Это уже не «синтез идей», это «синтез» на деле… Ведь кто– то же готовит все эти случайности, которые преследуют нас последние лет двадцать? Или – случайны были все эти успешные для известного круга лиц – попытки «реституции» и «решения вопроса» по возврату послевоенных ценностей Германии – из музеев и запасников России. Сколько написано и исследовано по следам этих «возвратов» С. В. Ямщиковым, а воз и ныне там.

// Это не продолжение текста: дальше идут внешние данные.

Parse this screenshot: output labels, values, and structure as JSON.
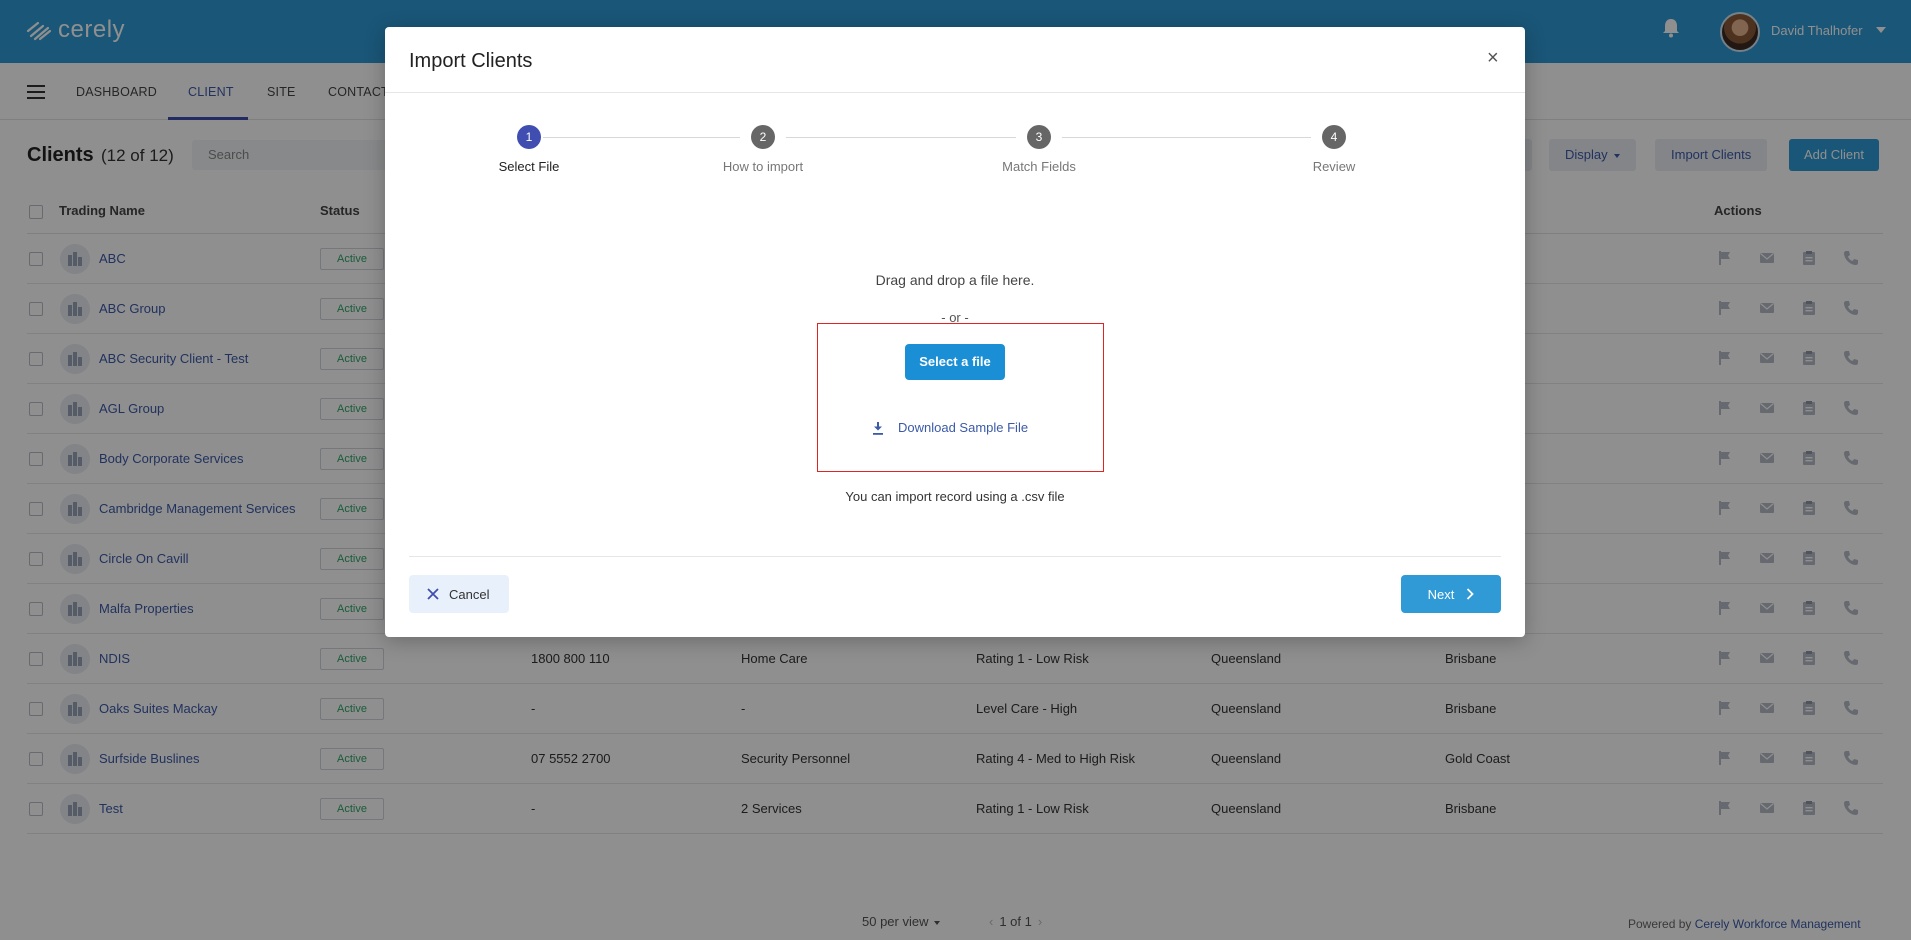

У этой «реституции» художественных ценностей в Германию, состоявшейся не смотря ни на что, начавшейся с 90– х годов была и предтеча, «оракул» – Н. Хрущев. В 58 м, он, штабник, не воевавший на фронтах, не проливший своей крови, отдал по некоему «синтетическому решению» – 359 картин трофейных, величайших мастеров, а также более 20 тыс. изделий и предметов искусства из музея Пушкина и Эрмитажа, 641 тыс. 241 – папирус, предметы античного искусства, книги библиотек Готтской, Гумбольдта; вывезенное из Германии советскими воинами, потерявшими на фронтах «той» войны близких, друзей и родных, отдал, не моргнув глазом, Евангелие от 15 века Гуттенберга, даже и не распакованное, непрочитанное специалистами. И есть большие основания полагать, что в этой «упаковке» была не одна только эта величайшая книга. Вывезены были и картины Дрезденской галереи – картины, «купленные» дорогой ценой – солдат, живых и погибших. Отдано все это было Хрущевым «для укрепления позиций Восточной Германии». Узнав об этом, я ужаснулся: вот что бывает, когда к власти приходит троглодит, питекантроп. Да за одно это Эрнст Неизвестный должен бы сделать не черно– белым тот знаменитый губастый бюст над холмом, а обозначить его кромешно черным, как негра, дабы обозначить принадлежность сего «деятеля» к племени хамову. Преградили путь этому ограблению смелые публикации русских профессоров в конце 50– х. Но – надолго ли? Следом пришел «министр от культуры» Сидоров Е.А., так умно и ловко писавший о «синтезе»… За ним – министр « культуры» М. Швыдкой и вновь снарядили, подготовили и – пошли, пошли поезда на запад, поезда с «культурными ценностями».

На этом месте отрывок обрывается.